I'll try to get a better look at what's going on.
Let me then explain what I found:
First of all initial execution of lx-symbols works and always worked for me
(I use gdb 9 though from fedora 32 (9.1-7.fc32))
Then a special breakpoint is placed on do_init_module
(it is hidden from the user)
Once it is hit two things can happen:
1. if a not yet seen module is loaded,
(module that wasn't loaded last time all symbols were reloaded)
its symbols are loaded to gdb with 'add-symbol-file' command.
2. if module that was already loaded to gdb, is loaded (see above),
then 'big hammer' is used:
a. all existing breakpoints (including the hidden one)
are disabled since reloading everything
indeed messes up the gdb state
b. the executable's symbols (the kernel) are reloaded,
which makes gdb unload all symbols, and then all symbols are loaded
again (in the same way as lx-symbols works),
including the symbols of currently loading module.
c. all breakpoints are enabled again
Now the issue that you originally reported on LKML is because the (1)
apparently also messes up the software breakpoints state in gdb,
and that makes gdb to not to temporary remove the breakpoint
in do_init_module once the execution is resumed, and then
the guest starts executing garbage (bytes after 'int3' instruction).
The second issue is that (2), aka the big hammer isn't really needed.
GDB does have (maybe this is recent command?) a 'remove-symbol-file'
command.
So it is possible to do remove-symbol-file/add-symbol-file'
on known module reload instead of reloading everything.
But this has a small issue.
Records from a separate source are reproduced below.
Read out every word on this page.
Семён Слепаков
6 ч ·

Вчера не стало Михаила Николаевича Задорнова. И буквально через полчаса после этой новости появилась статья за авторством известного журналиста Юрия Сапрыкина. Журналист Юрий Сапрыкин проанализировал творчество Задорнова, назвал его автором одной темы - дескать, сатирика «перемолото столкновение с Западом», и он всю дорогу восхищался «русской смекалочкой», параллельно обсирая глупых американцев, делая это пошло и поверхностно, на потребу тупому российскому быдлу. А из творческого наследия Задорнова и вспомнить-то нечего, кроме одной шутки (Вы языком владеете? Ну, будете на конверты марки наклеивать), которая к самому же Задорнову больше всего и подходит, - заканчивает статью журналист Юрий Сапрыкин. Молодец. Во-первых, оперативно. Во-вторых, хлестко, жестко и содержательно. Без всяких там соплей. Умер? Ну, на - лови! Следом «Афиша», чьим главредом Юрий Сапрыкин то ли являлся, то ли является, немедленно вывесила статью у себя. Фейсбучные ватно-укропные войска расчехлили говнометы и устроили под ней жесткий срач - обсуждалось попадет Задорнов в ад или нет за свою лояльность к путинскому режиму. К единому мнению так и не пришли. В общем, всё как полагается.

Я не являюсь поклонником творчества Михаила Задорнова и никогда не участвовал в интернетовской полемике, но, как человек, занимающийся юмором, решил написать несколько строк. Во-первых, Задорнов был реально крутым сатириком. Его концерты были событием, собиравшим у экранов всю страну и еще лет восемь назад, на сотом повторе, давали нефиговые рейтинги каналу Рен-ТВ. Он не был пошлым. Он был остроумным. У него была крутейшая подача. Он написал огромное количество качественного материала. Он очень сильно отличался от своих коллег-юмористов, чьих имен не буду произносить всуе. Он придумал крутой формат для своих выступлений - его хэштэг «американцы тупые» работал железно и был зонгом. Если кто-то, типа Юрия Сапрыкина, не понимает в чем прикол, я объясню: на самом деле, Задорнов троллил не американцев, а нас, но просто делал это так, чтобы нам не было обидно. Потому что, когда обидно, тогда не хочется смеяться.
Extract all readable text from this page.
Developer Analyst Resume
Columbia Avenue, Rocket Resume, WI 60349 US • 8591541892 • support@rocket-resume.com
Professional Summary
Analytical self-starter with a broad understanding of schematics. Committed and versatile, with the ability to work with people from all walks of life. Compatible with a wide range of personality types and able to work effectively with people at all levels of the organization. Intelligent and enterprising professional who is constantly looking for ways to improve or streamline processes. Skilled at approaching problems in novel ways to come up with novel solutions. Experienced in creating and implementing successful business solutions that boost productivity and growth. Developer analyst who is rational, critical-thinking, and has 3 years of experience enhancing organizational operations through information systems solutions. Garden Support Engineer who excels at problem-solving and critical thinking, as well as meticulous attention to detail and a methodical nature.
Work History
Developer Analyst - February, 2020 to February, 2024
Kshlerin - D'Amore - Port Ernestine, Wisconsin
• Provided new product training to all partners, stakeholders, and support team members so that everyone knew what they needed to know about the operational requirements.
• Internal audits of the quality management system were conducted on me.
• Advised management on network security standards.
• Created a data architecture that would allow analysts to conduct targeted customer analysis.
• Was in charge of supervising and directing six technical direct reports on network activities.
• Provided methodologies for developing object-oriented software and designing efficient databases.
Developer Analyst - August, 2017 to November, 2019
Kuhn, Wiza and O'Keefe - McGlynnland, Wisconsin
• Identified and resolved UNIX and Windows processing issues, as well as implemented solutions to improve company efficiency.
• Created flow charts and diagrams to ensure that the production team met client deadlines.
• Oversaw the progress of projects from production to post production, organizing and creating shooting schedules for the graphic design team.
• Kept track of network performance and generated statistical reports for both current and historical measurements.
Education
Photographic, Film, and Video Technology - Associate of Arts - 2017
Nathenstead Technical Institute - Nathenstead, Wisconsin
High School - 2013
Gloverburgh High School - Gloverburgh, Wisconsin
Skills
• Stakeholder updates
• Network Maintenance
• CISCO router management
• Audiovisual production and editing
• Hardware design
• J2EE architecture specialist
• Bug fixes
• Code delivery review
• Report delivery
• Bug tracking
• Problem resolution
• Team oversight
The issue is that such known module
was already reloaded, so all int3 instructions that gdb placed into
it are already gone, so sofware breakpoints placed to it won't work
This is what the patch that Paulo sent fixes.
However it is even better to create another hidden breakpoint on module removal
path (I used free_module for that) and unload the symbols there.
This allows the gdb to cleanly remove all software breakpoints
in that module, show them again as pending, and even re-install
them again once the module is loaded again.
So those are the two changes I made:
1. I added a breakpoint on module removal which also does
a. disable all breakpoints
b. unload the module's symbols
c. enable all breakpoints
2. On module load I also do
a. disable all breakpoints
b. load the module's symbols
c. enable all breakpoints
There is still an issue that both 'load' and 'unload' breakpoint
can hit more that once.
This happens because these are software breakpoints and
load/unload code in the kernel is executed with interrupts enabled.
So what is happening is that once the hidden breakpoint is hit, gdb script
attached to it is done, and VM is resumed, gdb does more or less this:
a. remove the breakpoint
b. do a single step
c. re-install the breakpoint.
However the single step more often than not, lands us into an interrupt
handler, and so once the handler is finished we end up re-executing the
instruction on which breakpoint was set.
On a single vCPU it works more or less (with several tries) on my machine,
but with many vCPUs, I can end up in live lock like state
when the above prevents the VM from progressing.
I think we can fix this on kvm side by not injecting interrupts
when single step is done.
In fact the below patch works for me,
Not only it fixes the live lock but makes these hidden breakpoints
hit only once in my testing.
diff --git a/arch/x86/kvm/x86.c b/arch/x86/kvm/x86.c
index eec62c0dafc36..8b7a4e27bcf66 100644
--- a/arch/x86/kvm/x86.c
+++ b/arch/x86/kvm/x86.c
@@ -8501,6 +8501,12 @@ static void inject_pending_event(struct kvm_vcpu *vcpu,
bool *req_immediate_exit
goto busy;
}
+ /*
+ * Don't inject interrupts while single stepping to make guest debug
easier
+ */
+ if (vcpu->guest_debug & KVM_GUESTDBG_SINGLESTEP)
+ can_inject = false;
+
With this patch lx-symbols works almost perfectly for me (on AMD).